Sulfide-rich Ni-Cu-PGE orebodies hosted in mafic to ultramafic igneous rocks require focused magma flow and vigorous interaction with country rocks to liberate sulfide, as well as to produce traps for immiscible sulfide liquid. In the 1.1 Ga Midcontinent Rift System (MRS), Ni-rich sulfide deposits occur in conduit systems. Variations in S and Os isotope ratios indicate that magmas which followed different crustal pathways were focused into a central conduit that supplied overlying flows and sills. The 1.3 Ga Voisey’s Bay deposit in Labrador represents sulfide liquid collection in a conduit system which includes dike-like bodies and larger sub-horizontal chambers. Variable d³⁴S values again strongly suggest that focused magma flow and turbulence in the conduit resulted in the input of magmatic pulses that had undergone S isotopic homogenization even though pelitic country rocks are characterized by a range in S isotope values from -17 to +18 ‰. A very similar physical setting characterizes the sulfide-bearing Duke Island Complex, a Cretaceous – aged Ural-Alaskan intrusion in an arc setting.
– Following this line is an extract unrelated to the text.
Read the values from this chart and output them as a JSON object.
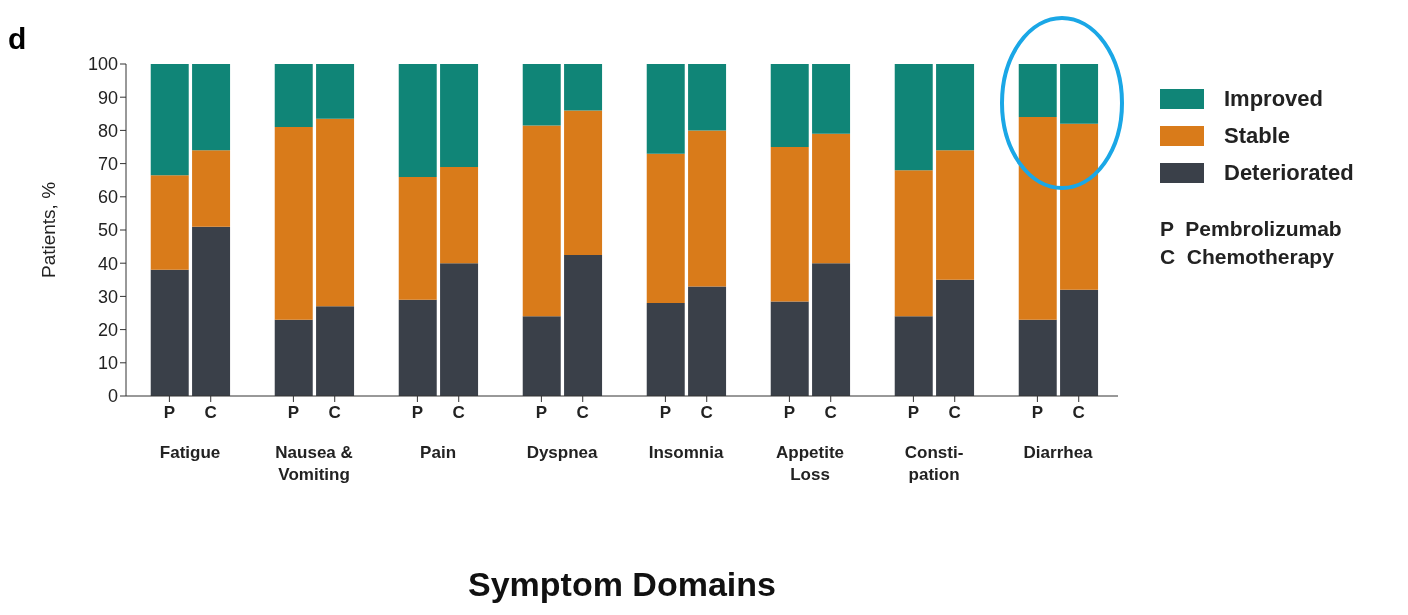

Magma pulses of variable sulfur isotopic compositions were focused into a central chamber where sulfide-bearing magma spread laterally. Trapped silicate liquid was efficiently expelled, leaving sulfide-bearing ultramafic cumulates. A less turbulent environment is indicated for sheet-like intrusions that carry disseminated sulfide mineralization in the Duluth Complex within the MRS. However, the potential ore sequences were built from multiple pulses of magma of distinct S isotope values that had interacted with sulfidic country rocks characterized by different S isotope compositions. Hence, the focusing of magmas from different pathways has been essential for the generation of potential sulfide-rich ore bodies in the Duluth Complex as well.